Office space cleans up: How offices can better serve their workers
Ask 10 different people what they would want from their ideal working environment and you’d likely receive 10 different answers. For most people, the various merits of ‘Working from home’ against ‘The office’ are measured against myriad very personal circumstances – whether you have ample desk space, kids at home or stable wi-fi.
Yet, much of the conversation – and there has been a lot – ignores this. With Omicron now in retreat and restrictions being lifted, calls to come back have intensified, the argument being that employees should support London’s office-centred economy.
But the simple reality is that supporting the economy is not a large enough incentive for your average office worker. For many it is too far removed from their personal reality – a vague, abstract notion that means little as they juggle daily priorities.
This also unfairly places the onus on staff to come back to work. Many feel that they have proved they can work from home over the last two years and that the costs of commuting, now viewed as prohibitive rather than a necessity, are not worth it. They are asking not what they can do for the office, but rather what the office can do for them.
This is a fair and reasonable conclusion to make. And it is here that we need to flip the script. Employers and business owners need to take responsibility and ask themselves what they are doing to entice workers back – and we’re not talking about the re-implementation of fruit baskets and early Friday finishes – although they do help.
Instead, we need to focus on identifying the things that working from home cannot replicate.
No matter people’s personal working environments, this is often the interaction, socialisation, and camaraderie that a well-designed office can nurture. Or it could simply be getting out of your spare room and into a beautiful, purpose-designed space.
This need for socialisation is one of the key drivers to our approach at March and White Design – sitting alongside other needs like privacy, functional aesthetics and pride in your surroundings. This experience centred design, which we call EXCD, looks at the drivers behind individual human activity to create bespoke spaces.

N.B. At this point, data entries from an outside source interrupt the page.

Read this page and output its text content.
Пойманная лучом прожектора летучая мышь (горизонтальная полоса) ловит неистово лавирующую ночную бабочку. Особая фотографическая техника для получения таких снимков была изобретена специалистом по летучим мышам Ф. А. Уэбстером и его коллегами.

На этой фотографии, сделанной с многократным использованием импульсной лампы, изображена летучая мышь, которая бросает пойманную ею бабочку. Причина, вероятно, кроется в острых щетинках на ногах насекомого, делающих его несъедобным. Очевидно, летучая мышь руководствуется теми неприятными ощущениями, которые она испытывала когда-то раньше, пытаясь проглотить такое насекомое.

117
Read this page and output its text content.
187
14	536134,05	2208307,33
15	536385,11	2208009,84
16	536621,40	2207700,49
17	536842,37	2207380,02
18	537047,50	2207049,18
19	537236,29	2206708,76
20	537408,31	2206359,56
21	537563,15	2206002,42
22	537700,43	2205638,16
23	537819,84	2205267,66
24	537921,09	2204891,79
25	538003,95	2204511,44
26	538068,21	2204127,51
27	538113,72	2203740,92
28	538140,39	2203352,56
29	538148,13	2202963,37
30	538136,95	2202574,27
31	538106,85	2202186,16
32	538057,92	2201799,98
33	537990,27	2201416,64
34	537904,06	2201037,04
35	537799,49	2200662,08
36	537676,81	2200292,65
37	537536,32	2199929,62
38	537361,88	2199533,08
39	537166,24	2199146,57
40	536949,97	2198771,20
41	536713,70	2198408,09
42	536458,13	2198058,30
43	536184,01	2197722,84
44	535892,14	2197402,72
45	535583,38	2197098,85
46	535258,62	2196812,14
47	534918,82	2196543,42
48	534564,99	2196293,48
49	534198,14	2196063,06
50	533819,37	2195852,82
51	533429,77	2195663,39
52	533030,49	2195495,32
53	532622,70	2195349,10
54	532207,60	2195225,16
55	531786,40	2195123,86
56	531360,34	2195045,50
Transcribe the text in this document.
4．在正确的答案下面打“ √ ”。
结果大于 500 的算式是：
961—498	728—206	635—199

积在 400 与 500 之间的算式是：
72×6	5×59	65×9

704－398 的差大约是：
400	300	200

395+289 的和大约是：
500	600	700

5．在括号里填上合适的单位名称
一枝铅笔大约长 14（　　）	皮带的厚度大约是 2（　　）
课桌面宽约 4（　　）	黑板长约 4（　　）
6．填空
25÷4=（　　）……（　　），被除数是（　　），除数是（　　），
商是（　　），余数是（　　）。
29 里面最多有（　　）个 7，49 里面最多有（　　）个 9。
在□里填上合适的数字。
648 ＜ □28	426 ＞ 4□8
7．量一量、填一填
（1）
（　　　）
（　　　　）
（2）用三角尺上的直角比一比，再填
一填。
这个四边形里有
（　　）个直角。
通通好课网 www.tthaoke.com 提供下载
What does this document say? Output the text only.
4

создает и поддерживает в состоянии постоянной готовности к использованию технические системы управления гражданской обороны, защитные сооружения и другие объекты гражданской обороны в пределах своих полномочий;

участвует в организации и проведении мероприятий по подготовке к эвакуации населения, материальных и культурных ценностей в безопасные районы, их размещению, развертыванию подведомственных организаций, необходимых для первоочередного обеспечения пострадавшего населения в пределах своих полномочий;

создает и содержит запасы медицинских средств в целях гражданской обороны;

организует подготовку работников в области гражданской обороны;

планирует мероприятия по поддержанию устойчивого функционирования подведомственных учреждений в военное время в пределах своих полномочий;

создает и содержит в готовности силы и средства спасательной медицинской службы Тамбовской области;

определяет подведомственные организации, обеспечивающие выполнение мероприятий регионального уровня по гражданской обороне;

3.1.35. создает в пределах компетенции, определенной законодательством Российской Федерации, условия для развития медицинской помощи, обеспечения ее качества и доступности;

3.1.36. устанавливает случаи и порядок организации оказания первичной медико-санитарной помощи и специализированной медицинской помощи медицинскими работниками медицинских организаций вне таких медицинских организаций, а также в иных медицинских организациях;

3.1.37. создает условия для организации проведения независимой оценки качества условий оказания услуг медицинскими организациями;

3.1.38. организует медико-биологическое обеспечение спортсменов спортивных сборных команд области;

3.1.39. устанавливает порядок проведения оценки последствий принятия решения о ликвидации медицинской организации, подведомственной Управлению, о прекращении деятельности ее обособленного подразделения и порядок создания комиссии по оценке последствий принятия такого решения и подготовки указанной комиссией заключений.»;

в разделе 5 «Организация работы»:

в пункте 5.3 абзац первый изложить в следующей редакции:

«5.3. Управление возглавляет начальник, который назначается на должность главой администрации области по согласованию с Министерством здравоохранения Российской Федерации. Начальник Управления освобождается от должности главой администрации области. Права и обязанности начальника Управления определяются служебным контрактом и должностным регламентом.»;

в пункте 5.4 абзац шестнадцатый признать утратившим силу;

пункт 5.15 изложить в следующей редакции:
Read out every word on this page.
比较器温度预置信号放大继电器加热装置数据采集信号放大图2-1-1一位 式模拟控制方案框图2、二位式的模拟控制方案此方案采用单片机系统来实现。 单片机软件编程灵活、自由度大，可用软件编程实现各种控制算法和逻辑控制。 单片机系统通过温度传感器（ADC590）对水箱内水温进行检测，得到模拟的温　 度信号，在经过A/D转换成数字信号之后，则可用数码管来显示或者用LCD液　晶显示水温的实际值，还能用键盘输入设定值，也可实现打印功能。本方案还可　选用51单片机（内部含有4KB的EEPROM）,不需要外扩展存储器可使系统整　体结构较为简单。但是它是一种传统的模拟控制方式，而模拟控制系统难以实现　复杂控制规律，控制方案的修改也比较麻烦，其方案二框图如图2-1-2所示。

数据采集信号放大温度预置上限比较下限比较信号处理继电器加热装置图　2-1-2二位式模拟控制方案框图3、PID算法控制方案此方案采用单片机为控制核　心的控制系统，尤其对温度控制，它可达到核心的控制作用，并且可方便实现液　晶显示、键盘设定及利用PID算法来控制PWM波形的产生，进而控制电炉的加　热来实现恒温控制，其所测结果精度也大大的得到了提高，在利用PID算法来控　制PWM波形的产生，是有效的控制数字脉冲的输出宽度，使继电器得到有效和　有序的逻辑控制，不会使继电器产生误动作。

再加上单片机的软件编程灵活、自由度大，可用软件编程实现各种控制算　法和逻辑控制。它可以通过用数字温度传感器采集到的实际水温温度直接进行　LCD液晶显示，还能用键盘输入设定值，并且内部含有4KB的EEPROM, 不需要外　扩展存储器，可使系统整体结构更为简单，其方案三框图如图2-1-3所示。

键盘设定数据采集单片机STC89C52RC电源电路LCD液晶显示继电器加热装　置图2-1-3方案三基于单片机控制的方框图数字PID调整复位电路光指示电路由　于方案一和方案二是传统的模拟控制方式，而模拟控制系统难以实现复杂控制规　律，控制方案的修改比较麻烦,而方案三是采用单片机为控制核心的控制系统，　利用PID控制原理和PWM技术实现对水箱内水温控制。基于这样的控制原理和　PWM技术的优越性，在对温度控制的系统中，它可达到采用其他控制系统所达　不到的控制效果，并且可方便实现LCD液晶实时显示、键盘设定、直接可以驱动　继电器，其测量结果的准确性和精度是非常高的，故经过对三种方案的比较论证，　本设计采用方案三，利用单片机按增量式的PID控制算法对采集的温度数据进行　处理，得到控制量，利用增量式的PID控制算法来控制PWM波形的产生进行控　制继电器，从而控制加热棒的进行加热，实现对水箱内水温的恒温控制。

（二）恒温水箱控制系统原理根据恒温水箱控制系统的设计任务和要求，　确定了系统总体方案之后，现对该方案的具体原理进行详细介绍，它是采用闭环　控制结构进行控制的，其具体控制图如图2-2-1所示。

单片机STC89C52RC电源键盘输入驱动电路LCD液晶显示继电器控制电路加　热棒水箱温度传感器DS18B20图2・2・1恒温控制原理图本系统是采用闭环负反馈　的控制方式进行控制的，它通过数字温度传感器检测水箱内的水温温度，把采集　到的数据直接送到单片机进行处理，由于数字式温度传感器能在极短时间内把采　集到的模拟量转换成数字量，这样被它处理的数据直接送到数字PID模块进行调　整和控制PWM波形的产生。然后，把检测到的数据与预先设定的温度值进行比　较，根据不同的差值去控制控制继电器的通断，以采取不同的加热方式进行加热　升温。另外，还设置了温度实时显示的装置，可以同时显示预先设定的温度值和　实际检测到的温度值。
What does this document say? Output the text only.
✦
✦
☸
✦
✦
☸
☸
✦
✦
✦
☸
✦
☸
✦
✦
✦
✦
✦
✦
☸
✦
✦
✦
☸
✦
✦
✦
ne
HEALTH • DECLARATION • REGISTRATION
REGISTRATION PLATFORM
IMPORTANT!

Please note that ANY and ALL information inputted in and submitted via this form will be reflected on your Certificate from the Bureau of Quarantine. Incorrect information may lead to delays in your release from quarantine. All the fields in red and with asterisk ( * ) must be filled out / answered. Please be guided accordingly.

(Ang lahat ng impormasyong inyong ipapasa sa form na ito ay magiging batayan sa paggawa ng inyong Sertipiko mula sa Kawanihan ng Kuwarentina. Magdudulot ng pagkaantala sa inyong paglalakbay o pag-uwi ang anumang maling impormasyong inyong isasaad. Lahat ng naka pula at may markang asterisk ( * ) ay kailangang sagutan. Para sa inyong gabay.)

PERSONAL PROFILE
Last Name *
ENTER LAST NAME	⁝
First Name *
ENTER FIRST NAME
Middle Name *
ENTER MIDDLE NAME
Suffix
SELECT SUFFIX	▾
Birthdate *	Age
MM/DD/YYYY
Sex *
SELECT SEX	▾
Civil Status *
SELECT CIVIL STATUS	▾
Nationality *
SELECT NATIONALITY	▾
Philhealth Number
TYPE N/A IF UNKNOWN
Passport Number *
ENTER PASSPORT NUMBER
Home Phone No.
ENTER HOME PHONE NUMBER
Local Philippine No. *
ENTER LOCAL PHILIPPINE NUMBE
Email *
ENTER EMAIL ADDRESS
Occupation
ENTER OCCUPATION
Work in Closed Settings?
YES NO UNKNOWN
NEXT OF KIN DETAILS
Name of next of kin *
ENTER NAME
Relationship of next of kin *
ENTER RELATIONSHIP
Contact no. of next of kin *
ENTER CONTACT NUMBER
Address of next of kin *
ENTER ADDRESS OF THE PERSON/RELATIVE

Our work on a high-profile real estate investment firm’s London offices is testament to this. Following our EXCD process, we made ‘data-led’ changes, such as placing the kitchen and communal areas at the front of the office as the interactive space – not hidden at the back as usual. Employees know upon entry that this is a space in which they can feel comfortable and at home, while clients feel the warmth and welcome right from the start.
Spaces need to be sensitively designed to suit the unique character of any given organisations’ people. Rather than just adding breakout rooms and the ubiquitous dart board, there may be more room for amenities and offices that feel like private clubs or libraries. Wellness areas, disturb-free zoom ‘pods’, greening features and softened finishes will all help. Design choices like circular informal seating will best promote colleague interaction and socialisation – bland rows of seating facing in one direction are no longer needed.
We are amid a loneliness epidemic in the country, with many seeing their mental health worsen during the periods of enforced lockdown. The gentle encouragement to come into the office and interact with colleagues, partners and clients is of crucial importance, especially to those at a junior level who may not have established professional relationships or a strong social circle to rely on.
The responsibility should be on businesses to address these issues, especially if they are serious about the social aspect of their ESG commitments. There is a real opportunity here to refresh our thinking about the spaces in which we work and how they play their part in the wider wellbeing of the country.